Archive for October, 2008

Content-aware resizing knows what you want

One of the biggest challenges of user experience design is predicting what the user wants. The best system possible is one that knows what you want completely and provides it before you ask. The worst system is one that thinks it knows what you want but is always wrong. An example of the former is sitting down to your computer in the morning and seeing the two new sites you always open first ready and loaded. An example of the latter is Clippy, the adaptive menus in Microsoft Office 2003, and any scene from the Jetson’s.

Two ways to predict what the user wants are by 1. knowing him better, and by 2. having more intelligent tools. A browser knows you go to Huffington Post and the New York Times every morning, because it sees your daily browsing habits and knows you’re liberal scum. But if a task is common and difficult, sometimes a more intelligent tool can be the fix.

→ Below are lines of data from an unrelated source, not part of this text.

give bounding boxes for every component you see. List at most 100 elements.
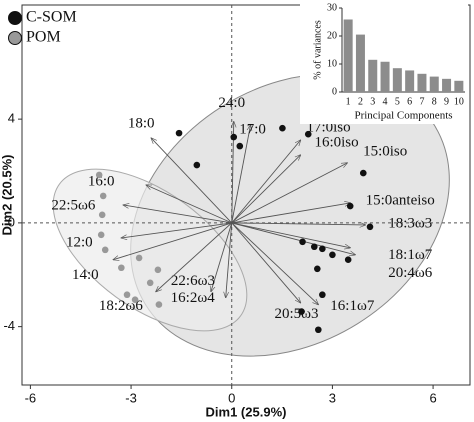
inset-bar [405,70,415,92]
vector-label: 12:0 [66,234,93,250]
inset-x-label: Principal Components [354,110,452,122]
point [319,245,326,253]
point [230,133,238,141]
loading-vector [231,223,366,225]
point [146,279,154,287]
loading-vector [231,203,350,224]
plot-frame [21,4,471,386]
point [154,266,162,274]
vector-label: 24:0 [218,95,245,111]
y-tick-label: 0 [8,214,15,229]
vector-label: 16:0iso [314,134,358,150]
point [99,192,107,200]
inset-x-tick-label: 5 [395,96,400,107]
loading-vector [113,222,232,260]
y-axis-label: Dim2 (20.5%) [0,155,14,236]
vector-label: 16:1ω7 [330,298,375,314]
vector-label: 17:0 [239,122,266,138]
vector-label: 16:0 [88,173,115,189]
vector-label: 22:6ω3 [171,273,215,289]
point [193,161,201,169]
vector-label: 20:5ω3 [275,306,319,322]
inset-x-tick-label: 8 [432,96,437,107]
inset-x-tick-label: 1 [346,96,351,107]
inset-bar [380,61,390,92]
inset-bar [392,68,402,92]
inset-y-label: % of variances [312,20,323,80]
point [131,296,139,303]
x-tick-label: -3 [125,390,137,405]
loading-vector [231,222,319,305]
loading-vector [146,185,232,224]
inset-x-tick-label: 6 [407,96,412,107]
loading-vector [231,155,301,224]
vector-label: 15:0anteiso [366,192,435,208]
point [98,211,106,219]
y-tick-label: -4 [3,318,15,333]
point [118,264,125,272]
vector-label: 16:2ω4 [171,290,216,306]
inset-bar [429,76,439,92]
point [329,251,336,259]
x-axis-label: Dim1 (25.9%) [206,404,287,419]
x-tick-label: 3 [329,390,336,405]
inset-x-tick-label: 2 [358,96,363,107]
point [95,171,103,179]
loading-vector [156,222,233,292]
inset-bar [368,59,378,92]
point [175,129,183,137]
point [315,326,322,334]
loading-vector [231,222,350,248]
point [279,124,286,132]
inset-y-tick-label: 30 [327,2,337,13]
vector-label: 20:4ω6 [388,265,433,281]
legend-marker [8,31,22,45]
vector-label: 14:0 [72,267,99,283]
vector-label: 18:1ω7 [388,247,433,263]
point [359,169,367,177]
loading-vector [231,163,347,224]
inset-bar [343,19,353,93]
y-tick-label: 4 [8,111,15,126]
loading-vector [151,138,233,224]
inset-x-tick-label: 7 [419,96,424,107]
inset-bar [442,78,452,92]
inset-bar [454,80,464,92]
inset-x-tick-label: 3 [370,96,375,107]
point [344,256,352,264]
inset-x-tick-label: 10 [454,96,464,107]
inset-y-tick-label: 10 [327,58,337,69]
point [298,308,305,315]
inset-y-tick-label: 0 [332,86,337,97]
point [236,142,244,150]
point [299,238,306,246]
loading-vector [226,222,233,298]
point [97,231,105,239]
x-tick-label: -6 [25,390,37,405]
x-tick-label: 6 [429,390,436,405]
vector-label: 22:5ω6 [51,197,96,213]
legend-label: POM [26,29,61,46]
loading-vector [231,222,301,303]
point [135,254,143,262]
point [314,265,321,273]
loading-vector [121,222,232,238]
point [101,246,109,254]
legend-label: C-SOM [26,9,77,26]
loading-vector [231,125,251,223]
point [346,202,354,210]
loading-vector [123,205,232,224]
vector-label: 18:3ω3 [388,215,432,231]
inset-y-tick-label: 20 [327,30,337,41]
point [123,291,131,299]
point [155,301,163,308]
vector-label: 18:2ω6 [99,298,144,314]
point [310,243,318,251]
point [304,130,312,138]
point [366,223,374,231]
legend-marker [8,11,22,25]
point [319,291,326,299]
vector-label: 18:0 [128,116,155,132]
loading-vector [211,222,233,292]
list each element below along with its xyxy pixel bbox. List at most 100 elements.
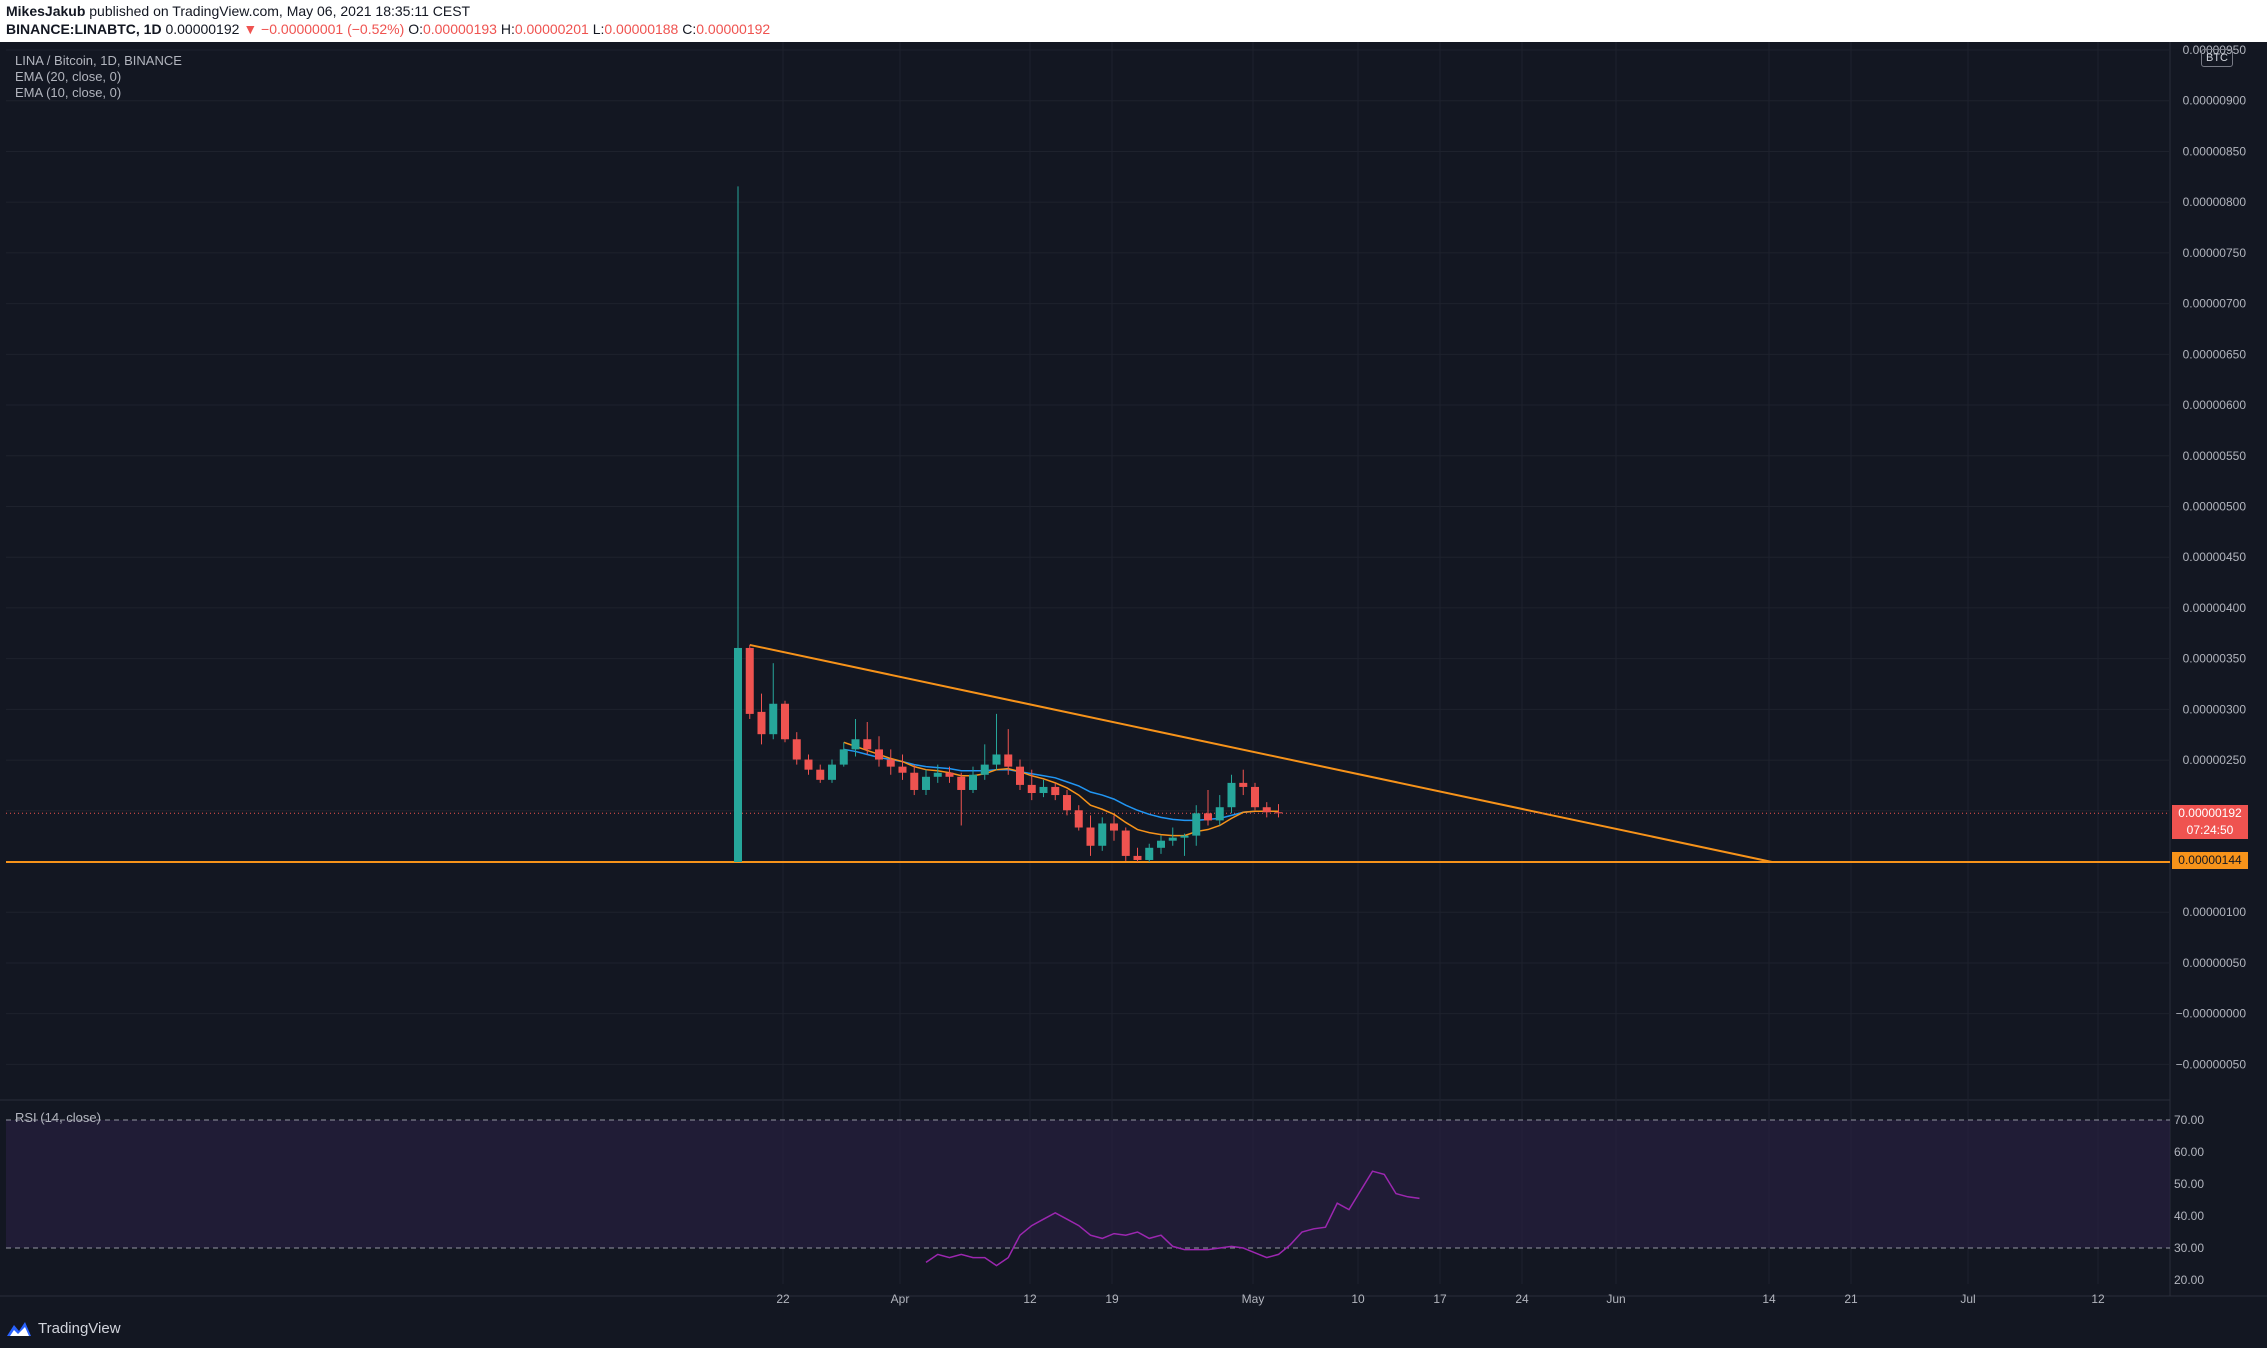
- candle[interactable]: [886, 749, 895, 775]
- currency-tag[interactable]: BTC: [2201, 49, 2233, 67]
- candle[interactable]: [1274, 804, 1283, 818]
- brand-label: TradingView: [38, 1320, 121, 1337]
- price-tick-label: −0.00000050: [2176, 1057, 2247, 1071]
- candle[interactable]: [922, 769, 930, 796]
- candle-body: [839, 749, 848, 765]
- candle[interactable]: [816, 764, 825, 783]
- candle[interactable]: [1039, 779, 1048, 798]
- candle[interactable]: [1192, 805, 1201, 846]
- candle[interactable]: [910, 764, 919, 796]
- candle-body: [1039, 786, 1048, 794]
- candle[interactable]: [933, 764, 942, 783]
- candle[interactable]: [839, 742, 848, 767]
- candle-body: [816, 769, 825, 780]
- candle[interactable]: [992, 713, 1001, 770]
- candle[interactable]: [1157, 835, 1165, 854]
- price-pane[interactable]: [6, 186, 2170, 863]
- descending-trendline[interactable]: [749, 643, 1773, 863]
- candle[interactable]: [980, 744, 989, 780]
- candle-body: [851, 739, 860, 750]
- candle-body: [1145, 847, 1154, 860]
- ema20-legend[interactable]: EMA (20, close, 0): [15, 69, 122, 84]
- candle[interactable]: [851, 718, 860, 757]
- candle[interactable]: [745, 644, 754, 719]
- rsi-band: [6, 1120, 2170, 1248]
- series-title[interactable]: LINA / Bitcoin, 1D, BINANCE: [15, 53, 182, 68]
- candle-body: [734, 647, 742, 862]
- candle[interactable]: [1016, 759, 1024, 790]
- candle[interactable]: [1239, 769, 1248, 796]
- open-value: 0.00000193: [422, 21, 497, 37]
- ema10-legend[interactable]: EMA (10, close, 0): [15, 85, 122, 100]
- candle[interactable]: [1074, 805, 1083, 831]
- tradingview-brand[interactable]: TradingView: [6, 1320, 121, 1337]
- close-value: 0.00000192: [696, 21, 771, 37]
- candle-body: [1157, 840, 1165, 848]
- candle-body: [1204, 813, 1212, 821]
- support-price-tag: 0.00000144: [2172, 852, 2248, 869]
- time-tick-label: 12: [2091, 1292, 2105, 1306]
- candle-body: [969, 774, 977, 790]
- candle[interactable]: [792, 732, 801, 765]
- candle-body: [1063, 795, 1071, 811]
- candle[interactable]: [1051, 782, 1060, 801]
- candle-body: [1051, 786, 1060, 796]
- candle[interactable]: [734, 186, 742, 862]
- candle[interactable]: [1251, 782, 1259, 811]
- ema10-line: [843, 741, 1279, 837]
- candle[interactable]: [1063, 789, 1071, 816]
- candle[interactable]: [1168, 827, 1177, 846]
- candle[interactable]: [1027, 769, 1036, 801]
- rsi-pane[interactable]: [6, 1119, 2170, 1267]
- candle[interactable]: [898, 754, 907, 780]
- candle[interactable]: [1262, 802, 1271, 818]
- candle-body: [945, 772, 954, 777]
- candle-body: [1016, 766, 1024, 785]
- rsi-tick-label: 50.00: [2174, 1177, 2204, 1191]
- candle[interactable]: [1204, 789, 1212, 826]
- close-label: C:: [682, 21, 697, 37]
- candle[interactable]: [828, 759, 836, 783]
- candle[interactable]: [875, 736, 883, 767]
- price-tick-label: 0.00000650: [2183, 347, 2247, 361]
- candle-body: [1098, 823, 1107, 846]
- candle[interactable]: [1133, 847, 1142, 862]
- candle[interactable]: [1215, 795, 1224, 826]
- candle-body: [1027, 784, 1036, 794]
- candle[interactable]: [945, 766, 954, 783]
- candle[interactable]: [1180, 833, 1189, 856]
- price-tick-label: 0.00000250: [2183, 753, 2247, 767]
- header-bar: MikesJakub published on TradingView.com,…: [0, 0, 2267, 42]
- candle-body: [769, 703, 778, 735]
- author-name[interactable]: MikesJakub: [6, 3, 86, 19]
- candle[interactable]: [969, 766, 977, 794]
- rsi-legend[interactable]: RSI (14, close): [15, 1110, 101, 1125]
- candle[interactable]: [863, 722, 872, 755]
- candle[interactable]: [781, 700, 789, 743]
- candle-body: [1215, 807, 1224, 821]
- low-value: 0.00000188: [604, 21, 679, 37]
- price-tick-label: 0.00000700: [2183, 297, 2247, 311]
- candle-body: [910, 772, 919, 790]
- candle[interactable]: [1098, 817, 1107, 851]
- candle[interactable]: [1227, 774, 1236, 814]
- candle[interactable]: [1086, 815, 1095, 856]
- candle[interactable]: [1004, 729, 1013, 775]
- candle[interactable]: [757, 693, 766, 745]
- price-tick-label: 0.00000300: [2183, 702, 2247, 716]
- candle[interactable]: [1145, 843, 1154, 862]
- time-tick-label: Jul: [1960, 1292, 1975, 1306]
- candle-body: [1121, 830, 1130, 856]
- price-tick-label: 0.00000950: [2183, 43, 2247, 57]
- candle[interactable]: [957, 772, 966, 826]
- candle-body: [1074, 810, 1083, 828]
- chart-canvas[interactable]: 0.00000950 0.00000900 0.00000850 0.00000800…: [0, 0, 2267, 1310]
- candle[interactable]: [769, 663, 778, 740]
- candle-body: [922, 776, 930, 790]
- candle[interactable]: [804, 754, 813, 775]
- rsi-tick-label: 70.00: [2174, 1113, 2204, 1127]
- candle[interactable]: [1121, 827, 1130, 861]
- candle-body: [828, 764, 836, 780]
- candle[interactable]: [1110, 815, 1118, 841]
- candle-body: [886, 759, 895, 767]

Here’s a more intelligent tool to get excited about: content-aware image resizing in Photoshop CS4 (hat tip: Frederic Wenzel). This feature lets you resize an image while respecting its subject and complexity by scaling the non-complex, boring bits. Adobe has a promo video up, and here is a video from the Israeli researchers who thought of it first. This is a photo editing task which is normally quite difficult and tedious, and with better tools the user experience is massively improved.

Facebook is acting like your mother, and she’s very disappointed in you

I hate online ads, in part because they are anti-user experience. Good user experience enables users by giving them positive interactions with the content and tools they want to access, while advertising steers them away from what they want to access. While user experience caters to users’ wants and needs, advertising attempts to hijack them. User experience focuses, advertising distracts.

Fair enough, we’re intelligent people and know that pinching the monkey won’t win us an iPod. But lately, I’m even more disturbed by Facebook’s acutely targeted advertising. It goes beyond critisizing your purchases and begins to critisize you. Mossop pointed out to me last week that Facebook is analyzing your profile and selecting ads which more than suggest a product, suggest you should be living your life differently. I checked my own profile, and here’s what I found:

Lots of engagement rings. Nowhere in my profile have I mentioned an interest in getting married, but I’m a female over a certain age and I fall in Facebook’s targeted social bracket. Facebook thinks it’s about time! Facebook wants grandchildren!

The trend here is disturbing – that as advertising becomes “better,” it begins to sound less like an annoying child and more like a judging peer group. You know you’re fat, because ads are telling you about diet plans. You know you’re old, because ads are telling you about wrinkle cream. We’ve heard complaints that advertising gives us unreasonable expectations from body image to income, but in the pre-digital age these expectations were leveled at no one in particular. With the internet, these ads are targeted at you – your life, your problems, and your choices. If we continue to not care how much companies like Facebook and their advertisers learn about us, the projection here is grim – that advertising becomes a more increasingly personalized, feeding on our insecurities and urging us to conform through consumption.

I’m not trying to be alarmist here, but only say that we must care about where our data goes. The game here is becoming more interesting, because the nature of the internet and even free speech is at stake. Yesterday, the Guardian wrote that the South Korea, a democracy, would like to more heavily police the internet and essentially terminate its anonymity (link). Steps away from anonymous data are harmful ones. Gabe’s dickwad theory aside, the anonymity of the internet is a wonderfully subversive thing – it can guarantee freedom of speech for those otherwise without it. Mitchell Baker has been posting recently about why Mozilla should think about and respond to data (introduction, related topics, what Mozilla should do). Here, she write that Mozilla’s principles of enriching lives, providing security, and giving us control of our online experience “are at risk if individuals have no control over the creation or use of the data that describes us.” How to protect users while still steering away from proprietary data will be a difficult problem to tackle, but we’re in a good place to start the discussion.